Com passagens pelo comando da ANA, Aneel e Sabesp, engenheiro fala sobre os impactos do marco regulatório no setor de saneamento e as perspectivas para o avanço dos serviços de água e esgoto no país.
Jerson-Kelman-(1)

Nosso entrevistado desta  semana é o doutor em Hidrologia e Recursos Hídricos Jerson Kelman, que já foi presidente da Agência Nacional de Águas e Saneamento Básico (ANA) e da Sabesp, além de diretor-geral na Agência Nacional de Energia Elétrica (ANEEL).

Em entrevista à Saneas Online, o especialista expõe sua visão sobre os impactos do novo Marco Legal no setor de saneamento e os desafios para o avanço dos serviços de água e esgoto no país.

Além disso, ele comenta sobre a criação do Museu Água de São Paulo, iniciativa da Associação dos Engenheiros da Sabesp – AESabesp, para valorizar a história do saneamento e conscientizar a sociedade sobre a importância do uso racional da água e a preservação do meio ambiente: “É um bom projeto”, avalia Kelman.

Confira, a seguir, a entrevista completa:

Saneas Online – O Novo Marco Legal do Saneamento está trazendo uma série de mudanças para o setor a fim de alcançar a universalização dos serviços até dezembro de 2033. Qual sua avaliação sobre os impactos deste marco regulatório no saneamento e para a sociedade?

Jerson Kelman – Antes de responder essa pergunta, é preciso compreender que há poucas empresas de saneamento sob controle público que não dependem de repasses do Tesouro. A Sabesp é uma delas, certamente o ponto mais fora da curva. Sendo muito eficiente, não recebe recursos do governo. Ao contrário, repassa recursos ao Tesouro Estadual sob forma de dividendos. Mas, como disse, trata-se de uma exceção. 

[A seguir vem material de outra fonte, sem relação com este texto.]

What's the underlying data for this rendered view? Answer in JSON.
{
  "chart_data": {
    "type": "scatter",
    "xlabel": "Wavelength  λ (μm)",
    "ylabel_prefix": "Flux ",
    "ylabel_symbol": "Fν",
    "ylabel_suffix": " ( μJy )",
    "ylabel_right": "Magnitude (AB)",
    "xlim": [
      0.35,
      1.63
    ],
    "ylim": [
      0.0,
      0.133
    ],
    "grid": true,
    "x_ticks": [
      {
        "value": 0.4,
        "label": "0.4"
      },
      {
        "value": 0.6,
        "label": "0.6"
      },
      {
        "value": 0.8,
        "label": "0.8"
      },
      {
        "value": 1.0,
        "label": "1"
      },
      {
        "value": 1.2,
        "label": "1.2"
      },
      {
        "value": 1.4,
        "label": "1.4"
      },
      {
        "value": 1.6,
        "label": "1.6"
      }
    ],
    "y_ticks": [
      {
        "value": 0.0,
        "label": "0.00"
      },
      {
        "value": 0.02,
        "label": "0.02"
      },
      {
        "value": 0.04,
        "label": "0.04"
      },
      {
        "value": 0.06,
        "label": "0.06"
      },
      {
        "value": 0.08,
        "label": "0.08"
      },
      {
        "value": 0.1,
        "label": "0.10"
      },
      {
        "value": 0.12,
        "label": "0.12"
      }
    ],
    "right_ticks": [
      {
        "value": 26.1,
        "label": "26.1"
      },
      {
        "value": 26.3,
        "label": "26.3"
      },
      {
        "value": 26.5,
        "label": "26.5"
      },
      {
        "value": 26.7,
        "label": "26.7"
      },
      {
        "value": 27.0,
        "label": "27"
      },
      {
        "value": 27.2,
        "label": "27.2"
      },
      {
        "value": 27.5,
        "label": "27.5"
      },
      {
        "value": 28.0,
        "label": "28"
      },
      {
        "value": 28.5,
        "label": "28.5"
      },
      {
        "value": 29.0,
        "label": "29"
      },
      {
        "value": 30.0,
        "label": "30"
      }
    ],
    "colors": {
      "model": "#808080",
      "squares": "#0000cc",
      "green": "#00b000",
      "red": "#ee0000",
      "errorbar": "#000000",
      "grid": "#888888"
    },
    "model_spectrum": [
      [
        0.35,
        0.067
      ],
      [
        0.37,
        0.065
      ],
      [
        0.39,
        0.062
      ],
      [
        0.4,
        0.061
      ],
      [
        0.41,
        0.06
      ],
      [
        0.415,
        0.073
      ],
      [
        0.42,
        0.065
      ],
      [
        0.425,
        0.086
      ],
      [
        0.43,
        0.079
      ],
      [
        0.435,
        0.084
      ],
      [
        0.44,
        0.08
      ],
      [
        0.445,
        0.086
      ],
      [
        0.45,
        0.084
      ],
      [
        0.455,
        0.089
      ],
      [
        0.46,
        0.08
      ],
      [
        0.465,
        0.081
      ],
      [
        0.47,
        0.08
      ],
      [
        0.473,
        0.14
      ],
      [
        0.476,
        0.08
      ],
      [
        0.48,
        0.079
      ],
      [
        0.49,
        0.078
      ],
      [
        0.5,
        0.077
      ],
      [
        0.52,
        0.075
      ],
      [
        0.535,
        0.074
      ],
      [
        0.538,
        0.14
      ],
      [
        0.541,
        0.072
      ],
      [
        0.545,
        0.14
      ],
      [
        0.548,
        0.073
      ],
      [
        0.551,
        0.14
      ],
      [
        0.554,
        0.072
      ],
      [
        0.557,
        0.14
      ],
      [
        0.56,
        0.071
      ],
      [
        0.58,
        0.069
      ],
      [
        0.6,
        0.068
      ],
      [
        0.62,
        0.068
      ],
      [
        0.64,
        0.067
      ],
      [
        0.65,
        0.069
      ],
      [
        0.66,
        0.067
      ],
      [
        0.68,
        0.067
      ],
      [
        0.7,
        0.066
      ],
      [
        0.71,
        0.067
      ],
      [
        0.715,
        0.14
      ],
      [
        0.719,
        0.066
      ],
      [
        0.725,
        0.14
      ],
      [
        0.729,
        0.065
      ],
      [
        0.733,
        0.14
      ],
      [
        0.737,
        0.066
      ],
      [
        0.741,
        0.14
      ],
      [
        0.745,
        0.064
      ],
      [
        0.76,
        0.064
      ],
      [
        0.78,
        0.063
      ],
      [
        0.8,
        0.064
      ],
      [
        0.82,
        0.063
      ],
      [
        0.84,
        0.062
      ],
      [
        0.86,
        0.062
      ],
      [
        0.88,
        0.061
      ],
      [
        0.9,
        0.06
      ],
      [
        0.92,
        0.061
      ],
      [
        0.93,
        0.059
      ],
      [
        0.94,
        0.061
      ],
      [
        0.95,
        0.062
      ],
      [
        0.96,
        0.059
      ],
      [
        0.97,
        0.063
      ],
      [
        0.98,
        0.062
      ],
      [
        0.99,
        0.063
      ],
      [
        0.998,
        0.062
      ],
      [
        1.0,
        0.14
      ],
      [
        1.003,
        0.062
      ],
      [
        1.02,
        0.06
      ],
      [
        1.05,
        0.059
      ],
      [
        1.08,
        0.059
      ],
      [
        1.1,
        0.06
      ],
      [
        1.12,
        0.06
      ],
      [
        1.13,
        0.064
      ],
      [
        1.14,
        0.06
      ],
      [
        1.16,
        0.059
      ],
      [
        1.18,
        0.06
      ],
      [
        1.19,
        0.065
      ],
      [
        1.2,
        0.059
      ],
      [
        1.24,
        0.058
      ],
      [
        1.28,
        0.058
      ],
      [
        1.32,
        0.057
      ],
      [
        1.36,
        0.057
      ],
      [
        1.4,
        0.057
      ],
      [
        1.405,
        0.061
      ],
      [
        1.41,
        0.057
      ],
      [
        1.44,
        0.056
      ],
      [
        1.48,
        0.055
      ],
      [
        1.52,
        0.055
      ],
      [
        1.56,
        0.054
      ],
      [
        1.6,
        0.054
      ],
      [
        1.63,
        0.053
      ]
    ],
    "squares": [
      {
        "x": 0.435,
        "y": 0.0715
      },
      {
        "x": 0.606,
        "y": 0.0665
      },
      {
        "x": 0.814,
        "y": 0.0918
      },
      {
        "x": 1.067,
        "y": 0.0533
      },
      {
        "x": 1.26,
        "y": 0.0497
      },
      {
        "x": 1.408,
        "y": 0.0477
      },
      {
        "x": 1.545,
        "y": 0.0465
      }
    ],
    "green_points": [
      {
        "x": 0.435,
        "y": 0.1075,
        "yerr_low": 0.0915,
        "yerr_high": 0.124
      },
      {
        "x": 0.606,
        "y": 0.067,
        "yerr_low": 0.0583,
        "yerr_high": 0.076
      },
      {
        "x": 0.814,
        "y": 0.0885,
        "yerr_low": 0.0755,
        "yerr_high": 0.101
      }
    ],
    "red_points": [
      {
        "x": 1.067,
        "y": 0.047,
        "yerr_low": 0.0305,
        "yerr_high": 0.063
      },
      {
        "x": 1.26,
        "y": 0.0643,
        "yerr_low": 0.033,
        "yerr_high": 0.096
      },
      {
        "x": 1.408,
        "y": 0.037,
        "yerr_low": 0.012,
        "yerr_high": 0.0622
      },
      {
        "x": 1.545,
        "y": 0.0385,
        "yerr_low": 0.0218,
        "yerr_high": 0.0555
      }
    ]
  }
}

Muitas estatais utilizam os subsídios de forma ineficiente na construção de infraestrutura que nunca termina ou, quando inaugurada, que funciona por pouco tempo por falta de manutenção. Subsídios também são frequentemente direcionados para beneficiar corporações excessivamente numerosas, gozando de benefícios não-usufruídos pela maioria dos trabalhadores. Ou seja, corporações servindo a si próprias e não à população. 

Como é óbvio, esse modelo não dá bons resultados. É só verificar os índices de cobertura do serviço de saneamento. Muito ruins, mesmo quando comparados com países de renda per capita semelhante à nossa. Pior: os tesouros públicos estão exangues e não aguentam mais a sangria.

Nestes casos, é preciso atrair a iniciativa privada para o setor, visando não só o ingresso de capitais, mas também o aumento da produtividade. O novo Marco Legal visa criar um ambiente de segurança jurídica-regulatória para investimentos. Esse marco beneficia não apenas as companhias privadas, mas também as públicas.

Por exemplo, antes do novo marco, um prefeito oportunista poderia fazer uma licitação para escolher um prestador de serviço para substituir a Sabesp, em troca de um pagamento substantivo por esse “privilégio”. Não faltariam empresas privadas – como não faltaram – a se interessar pelo negócio, que lhe permitia tomar controle de um ativo construído pela Sabesp sem ter que pagar um centavo por isso. Claro, cabia ao município indenizar a Sabesp, mas o assunto era judicializado e a Sabesp ficava a ver navios. No novo marco, o prefeito pode até mudar de prestador de serviço, mas quem entra tem que indenizar quem sai.      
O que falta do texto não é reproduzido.